Feedback is also gone, because Microsoft sees the release candidate more as an opportunity for users to kick the tires and less as a way of finding out what people want.
Show and Hide Fonts
There are a lot of foreign fonts that Windows 7 installs so they will display correctly if you have a document or Web page that needs them, but they don't show up in font menus inside applications because most people aren’t likely to use them. If you want to see a hidden font or hide some of the other fonts on the system, there’s a new option in the Fonts control panel. If a font is already hidden, the Hide button changes to Show.
Device Options without DeviceStage
Until more hardware vendors provide DeviceStage interfaces for peripherals, you’ll be working with the Devices and Printers control panel. Right-click on a device and you get a new menu that brings together most of the things you can do with it (in the beta you could only see the properties or start a troubleshooter). For a removable drive you get links to AutoPlay actions; for your PC you get links to the most useful settings and control panels; and for a printer you can see the print queue. This isn’t as glossy as the full DeviceStage experience is, but it’s still very useful (especially for older devices that may never get a DeviceStage view).

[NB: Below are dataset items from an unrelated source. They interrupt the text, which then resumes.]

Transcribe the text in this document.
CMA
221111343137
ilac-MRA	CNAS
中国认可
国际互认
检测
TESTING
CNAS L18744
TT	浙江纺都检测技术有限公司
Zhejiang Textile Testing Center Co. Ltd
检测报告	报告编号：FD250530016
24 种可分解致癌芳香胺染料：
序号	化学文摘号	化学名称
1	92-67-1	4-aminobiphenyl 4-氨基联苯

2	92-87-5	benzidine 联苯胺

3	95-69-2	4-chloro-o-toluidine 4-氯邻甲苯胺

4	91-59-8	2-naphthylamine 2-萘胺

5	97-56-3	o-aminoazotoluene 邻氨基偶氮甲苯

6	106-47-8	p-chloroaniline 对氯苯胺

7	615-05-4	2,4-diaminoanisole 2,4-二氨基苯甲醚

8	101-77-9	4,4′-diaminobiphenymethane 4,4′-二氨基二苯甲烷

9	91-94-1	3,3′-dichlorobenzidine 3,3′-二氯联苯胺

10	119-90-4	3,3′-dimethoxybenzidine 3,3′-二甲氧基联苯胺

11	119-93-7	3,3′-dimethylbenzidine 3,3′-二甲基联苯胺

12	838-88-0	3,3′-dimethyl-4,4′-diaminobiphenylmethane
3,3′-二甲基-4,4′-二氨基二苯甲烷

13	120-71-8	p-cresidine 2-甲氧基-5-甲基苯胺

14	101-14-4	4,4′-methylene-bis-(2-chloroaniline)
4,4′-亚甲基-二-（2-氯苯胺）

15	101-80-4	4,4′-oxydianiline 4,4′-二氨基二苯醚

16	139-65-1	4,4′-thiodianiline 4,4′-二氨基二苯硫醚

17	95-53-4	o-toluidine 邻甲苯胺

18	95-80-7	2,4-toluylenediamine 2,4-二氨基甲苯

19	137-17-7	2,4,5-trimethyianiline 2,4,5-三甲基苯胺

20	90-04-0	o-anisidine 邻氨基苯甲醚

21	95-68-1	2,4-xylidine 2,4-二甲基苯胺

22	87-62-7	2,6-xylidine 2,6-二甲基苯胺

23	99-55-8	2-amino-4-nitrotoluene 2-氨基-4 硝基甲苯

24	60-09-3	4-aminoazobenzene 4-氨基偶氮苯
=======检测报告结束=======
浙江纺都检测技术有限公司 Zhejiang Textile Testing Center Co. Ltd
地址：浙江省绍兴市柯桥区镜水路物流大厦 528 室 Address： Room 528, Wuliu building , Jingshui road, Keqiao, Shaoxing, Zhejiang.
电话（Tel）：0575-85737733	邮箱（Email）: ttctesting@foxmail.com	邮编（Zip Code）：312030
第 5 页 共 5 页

UAC: More Secure, Less Annoying
There aren't any new levels for User Account Control in the release candidate, but as with many of the control panels, the wording has changed to make some options clearer–and to make it obvious when you choose a less secure option. The User Account Control panel itself runs as a high-integrity process, so that in order to make any changes, you have to elevate (hence the shield icon on the OK button). This also helps protect the User Account Control system from malware, as does the fact that you can no longer elevate a program with a dynamic link library (.DLL) file, which could make you think you were running a Windows tool when it was actually malware.
Virtual XP Mode: Not a Solution for Everyone
In Virtual XP mode, apps running in XP show up as windows on the standard desktop and in the Windows 7 Start menu, as long as they're in the All Users group in the XP installation. The experience thus feels more integrated in the main operating system than it would with a virtual machine and is less confusing than having the XP taskbar on top of the Windows 7 taskbar (like Sun’s VirtualBox). This is a separate download that’s still in beta and the installation and integration only work on PCs with Intel VT or AMD-V hardware support for virtualization. You also have to follow the complex set of instructions precisely and remember that you have a second copy of Windows to manage and update. Perhaps because it includes a free XP license, XP Mode doesn't work with the Home Premium version. Instead, Microsoft says it’s designed for business users (although you get support from Microsoft as long as you have the right version of Windows), and unless it gets much simpler, we agree.